Cuando escribí el artículo que quiso ser la ‘biografía’ de nuestra casa-sede, contaba que hubo una gallera en el terreno cercano al que hoy ocupa nuestra Academia.
No frecuento galleras, y el único alboroto sobre batallas de gallos que recuerdo fielmente y con pasión, es el del gallo del Coronel que aún no tiene quien le escriba. Nunca sabremos si el gallo que dejó su hijo muerto ganó la batalla destinada a salvar al coronel, a su esposa y su pueblo, pero al ser un gallo literario, es un gallo eterno. Garantiza su existencia la leve inmortalidad de la palabra.
Hacia 1850, en la parte de la calle Cuenca que hoy ocupamos, existían casas sencillas, sin ornato. En 1875, se aprobó en Quito la Academia, y sus fundadores ‘instalaron’ la corporación, a la manera de otras academias, en la vivienda de uno de sus miembros, en este caso, en la que pertenecía al suegro de don Julio Zaldumbide, la del viejo Conservatorio Nacional. En ella se consolidó ‘una de las mejores tertulias literarias de Quito’. En sus patios, en tiempos felices, proclives al gozo del teatro y la lectura, se hacían representaciones y, según Jurado, existen apuntes de doña Blanca Martínez de Tinajero en los que consta que Juan León Mera, fundador ambateño de la Academia de la Lengua, preclaro escritor, tomaba parte en dichas reuniones, junto con su esposa, con la relativa asiduidad que le permitía la distancia Ambato-Quito-Ambato.

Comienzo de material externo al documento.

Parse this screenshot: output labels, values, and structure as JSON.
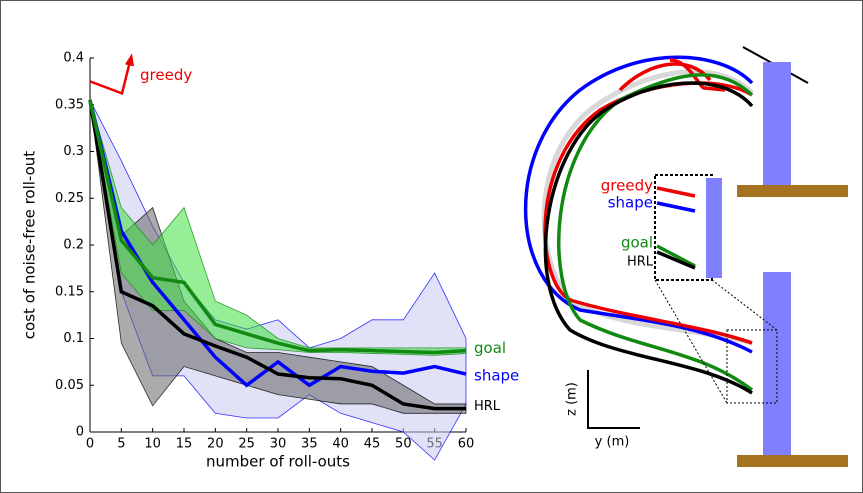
{
  "chart_data": {
    "type": "line",
    "x_label": "number of roll-outs",
    "y_label": "cost of noise-free roll-out",
    "x": [
      0,
      5,
      10,
      15,
      20,
      25,
      30,
      35,
      40,
      45,
      50,
      55,
      60
    ],
    "xlim": [
      0,
      60
    ],
    "ylim": [
      0,
      0.4
    ],
    "xticks": [
      0,
      5,
      10,
      15,
      20,
      25,
      30,
      35,
      40,
      45,
      50,
      55,
      60
    ],
    "yticks": [
      0,
      0.05,
      0.1,
      0.15,
      0.2,
      0.25,
      0.3,
      0.35,
      0.4
    ],
    "series": [
      {
        "name": "shape",
        "color": "#0000ff",
        "band_color": "#c8c8f0",
        "values": [
          0.355,
          0.215,
          0.16,
          0.12,
          0.08,
          0.05,
          0.075,
          0.05,
          0.07,
          0.065,
          0.063,
          0.07,
          0.062
        ],
        "upper": [
          0.355,
          0.29,
          0.22,
          0.16,
          0.12,
          0.11,
          0.12,
          0.09,
          0.1,
          0.12,
          0.12,
          0.17,
          0.1
        ],
        "lower": [
          0.355,
          0.15,
          0.06,
          0.06,
          0.02,
          0.015,
          0.015,
          0.04,
          0.02,
          0.01,
          0.0,
          -0.03,
          0.03
        ]
      },
      {
        "name": "HRL",
        "color": "#000000",
        "band_color": "#666666",
        "values": [
          0.355,
          0.15,
          0.135,
          0.105,
          0.092,
          0.08,
          0.062,
          0.058,
          0.057,
          0.05,
          0.03,
          0.025,
          0.025
        ],
        "upper": [
          0.355,
          0.21,
          0.24,
          0.14,
          0.1,
          0.085,
          0.085,
          0.08,
          0.075,
          0.07,
          0.05,
          0.03,
          0.03
        ],
        "lower": [
          0.355,
          0.095,
          0.028,
          0.07,
          0.06,
          0.05,
          0.04,
          0.035,
          0.03,
          0.03,
          0.02,
          0.02,
          0.02
        ]
      },
      {
        "name": "goal",
        "color": "#128a12",
        "band_color": "#3fe03f",
        "values": [
          0.355,
          0.205,
          0.165,
          0.16,
          0.115,
          0.105,
          0.095,
          0.087,
          0.088,
          0.087,
          0.086,
          0.085,
          0.087
        ],
        "upper": [
          0.355,
          0.24,
          0.2,
          0.24,
          0.14,
          0.125,
          0.1,
          0.09,
          0.09,
          0.09,
          0.09,
          0.09,
          0.09
        ],
        "lower": [
          0.355,
          0.17,
          0.13,
          0.13,
          0.1,
          0.09,
          0.088,
          0.085,
          0.085,
          0.084,
          0.083,
          0.082,
          0.084
        ]
      },
      {
        "name": "greedy",
        "color": "#ee0000",
        "values": [
          0.375,
          null,
          null,
          null,
          null,
          null,
          null,
          null,
          null,
          null,
          null,
          null,
          null
        ]
      }
    ]
  },
  "diagram": {
    "inset_labels": [
      "greedy",
      "shape",
      "goal",
      "HRL"
    ],
    "z_axis": "z (m)",
    "y_axis": "y (m)"
  }
}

Hasta hoy, nadie ha confirmado que la casa situada frente a la Plazoleta de La Merced que perteneció a los Onrramuño y Arteaga, de apellidos sonoros, fuera la que se nos entregó en 1905, casi en ruinas. Jorge Salvador Lara aporta un dato más preciso: ‘es un edificio colonial de dos patios, construido en el siglo XVIII al borde de la quebrada que atravesaba el centro de Quito de Oeste a Oriente”… El edificio no es de factura netamente colonial, pero los dos patios son reminiscencia de los viejos tiempos. Parece que a fines del siglo XVIII y durante casi todo el XIX, funcionó en ella la primera biblioteca pública de Quito, la famosa ‘de los jesuitas’, antes alojada en la antigua Universidad de San Gregorio. El Precursor Espejo pudo haber dirigido el traslado de aquella colección magnífica a este edificio de la calle Cuenca, motivo por el cual la plazoleta de La Merced se denominó “Doctor Espejo”. Pero estamos en el terreno de la conjetura.
Años después, trasladada la biblioteca a un ámbito más grande, debieron habitar la casa sucesivos tenderos, pasantes de pluma, tinterillos, chamarileros, buhoneros, traperos; individuos y familias que convirtieron esta casa en uno más de los conventillos del centro colonial quiteño, de los cuales, poco a poco, con esfuerzo digno de resaltarse, han procurado deshacerse, con historias contradictorias de dignidad y dolor, los sucesivos gobiernos de la capital.
Debo algunos de estos datos, tanto a don Fernando Jurado como a la ‘Historia de la Academia Ecuatoriana de la Lengua’, escrita por el estudioso Franklin Barriga López.